Yes, there are no restrictions on using small numbers of our unpublished interactions in your publications. We have a publication moratorium on global analyses on the full unpublished dataset. For more details please see the Guidelines on use of preliminary data.


How should I cite the web portal?

A manuscript to describe the web portal is in preparation. Please, check back for updates. To cite the interaction data, please, see below.


How should I cite the published interaction data?

If you use published interaction data, please cite the relevant publication indicated in the About section.


How should I cite the unpublished interaction data?

Users are expected to acknowledge the following in all oral or written presentations, disclosures, or publications of the analyses:

The Center for Cancer Systems Biology (CCSB) at the Dana-Farber Cancer Institute

The funding organization(s) that supported the work:

(1) The National Human Genome Research Institute (NHGRI) of NIH

(2) The Ellison Foundation, Boston, MA

(3) The Dana-Farber Cancer Institute Strategic Initiative


How can I get information on the clone used to identify an interaction returned from my search?

The clones used in our screens come from the ORFeome clone collection assembled at CCSB and via the ORFeome Collaboration. For a given PPI shown on the results page, experimental information is provided upon click on the PPI. A PPI can have been found in multiple screening efforts with different Y2H assay versions and in different orientations (DNA-binding domain and activation domain fusions of both interaction partners). For every experimental instance, both interaction partners are displayed with their internal ORF IDs. Clicking on an ORF ID will redirect you to the corresponding results page on the ORFeome web portal with details on the cloning strategy, the source material and the nucleotide sequence of the clone.


Why are there interactions involving non-coding genes?


We use a sophisticated pipeline to map our ORFs, using their nucleotide and protein sequences, to gene and transcript models from GENCODE. GENCODE provides the most up-to-date annotation of the human genome and all genes identified therein. Based on current knowledge, GENCODE annotates genes into different categories, such as protein-coding and non-coding. The majority of the ORFs used in our screening efforts have originally been obtained from a cDNA library generated from a transcriptome from a given sample, and represent transcripts of genes with a start and stop codon that therefore have the potential to be translated into a protein sequence. PPIs identified for an ORF from a non-coding gene in the Y2H assay might not be functional because the ORF might not be translated into a functional protein sequence in vivo. However, equally likely is the possibility that our current genome annotation is incomplete and the fact that an ORF in our collection can mediate detectable PPIs, can represent experimental evidence suggesting that the corresponding gene might actually be protein-coding. 


Isn't yeast two-hybrid data full of false positives?

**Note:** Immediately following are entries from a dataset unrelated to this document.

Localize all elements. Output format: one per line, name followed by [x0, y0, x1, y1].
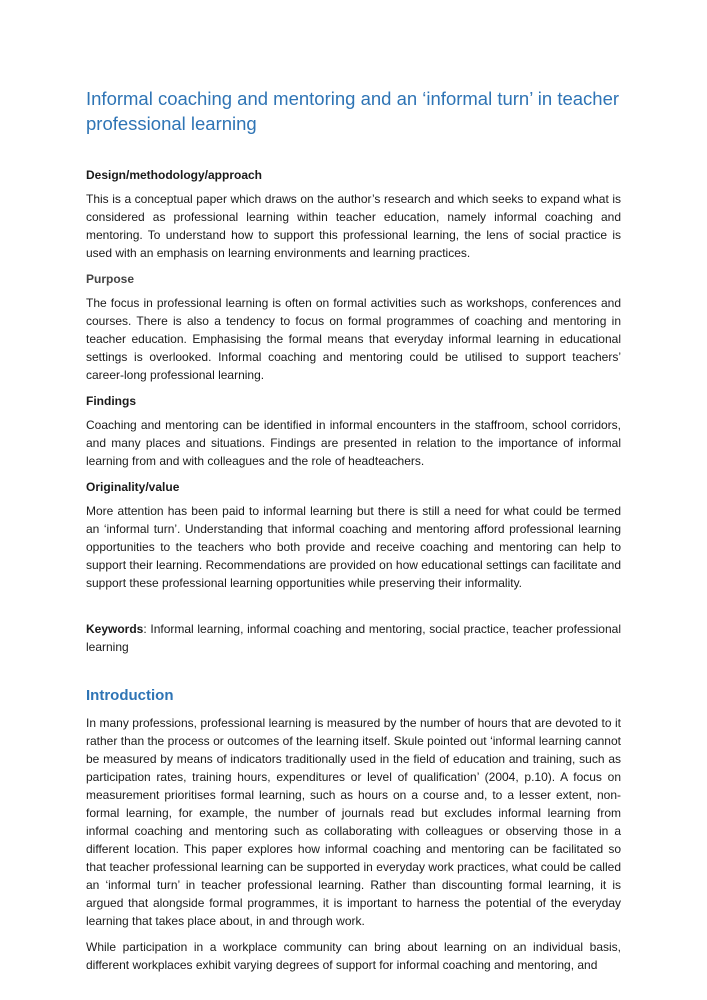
abstract-section-purpose — [86, 270, 621, 384]
section-body: The focus in professional learning is often on formal activities such as workshops, conferences and courses. There is also a tendency to focus on formal programmes of coaching and mentoring in teacher education. Emphasising the formal means that everyday informal learning in educational settings is overlooked. Informal coaching and mentoring could be utilised to support teachers’ career-long professional learning. — [86, 296, 621, 382]
section-heading: Findings — [86, 394, 136, 408]
section-heading: Originality/value — [86, 480, 180, 494]
keywords-label: Keywords — [86, 622, 144, 636]
keywords — [86, 620, 621, 656]
introduction-paragraph: In many professions, professional learning is measured by the number of hours that are devoted to it rather than the process or outcomes of the learning itself. Skule pointed out ‘informal learning cannot be measured by means of indicators traditionally used in the field of education and training, such as participation rates, training hours, expenditures or level of qualification’ (2004, p.10). A focus on measurement prioritises formal learning, such as hours on a course and, to a lesser extent, non-formal learning, for example, the number of journals read but excludes informal learning from informal coaching and mentoring such as collaborating with colleagues or observing those in a different location. This paper explores how informal coaching and mentoring can be facilitated so that teacher professional learning can be supported in everyday work practices, what could be called an ‘informal turn’ in teacher professional learning. Rather than discounting formal learning, it is argued that alongside formal programmes, it is important to harness the potential of the everyday learning that takes place about, in and through work. — [86, 716, 621, 928]
abstract-section-originality — [86, 478, 621, 592]
introduction-paragraph: While participation in a workplace community can bring about learning on an individual basis, different workplaces exhibit varying degrees of support for informal coaching and mentoring, and — [86, 940, 621, 972]
abstract-section-findings — [86, 392, 621, 470]
keywords-text: : Informal learning, informal coaching and mentoring, social practice, teacher professional learning — [86, 622, 621, 654]
section-body: This is a conceptual paper which draws on the author’s research and which seeks to expand what is considered as professional learning within teacher education, namely informal coaching and mentoring. To understand how to support this professional learning, the lens of social practice is used with an emphasis on learning environments and learning practices. — [86, 192, 621, 260]
abstract-section-design — [86, 166, 621, 262]
section-body: More attention has been paid to informal learning but there is still a need for what could be termed an ‘informal turn’. Understanding that informal coaching and mentoring afford professional learning opportunities to the teachers who both provide and receive coaching and mentoring can help to support their learning. Recommendations are provided on how educational settings can facilitate and support these professional learning opportunities while preserving their informality. — [86, 504, 621, 590]
introduction-heading: Introduction — [86, 687, 174, 704]
paper-title: Informal coaching and mentoring and an ‘informal turn’ in teacher professional learning — [86, 88, 620, 134]
section-heading: Design/methodology/approach — [86, 168, 263, 182]
section-body: Coaching and mentoring can be identified in informal encounters in the staffroom, school corridors, and many places and situations. Findings are presented in relation to the importance of informal learning from and with colleagues and the role of headteachers. — [86, 418, 621, 468]
section-heading: Purpose — [86, 272, 135, 286]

No! Like any other experimental approach, the quality of the data generated is dependent on the careful design of the experiment and rigorous attention to detail in performing the experiments. We have been developing our binary interaction mapping pipeline for over 15 years and established numerous quality control measures. All of our primary yeast two-hybrid datasets are validated by testing a subset of interactions in at least two orthogonal assays to ensure that the quality of the dataset is equal to, or greater than, a representative sample of interactions selected from the literature (Venkatesan et al Nature Methods 2009, Rolland et al Cell 2014).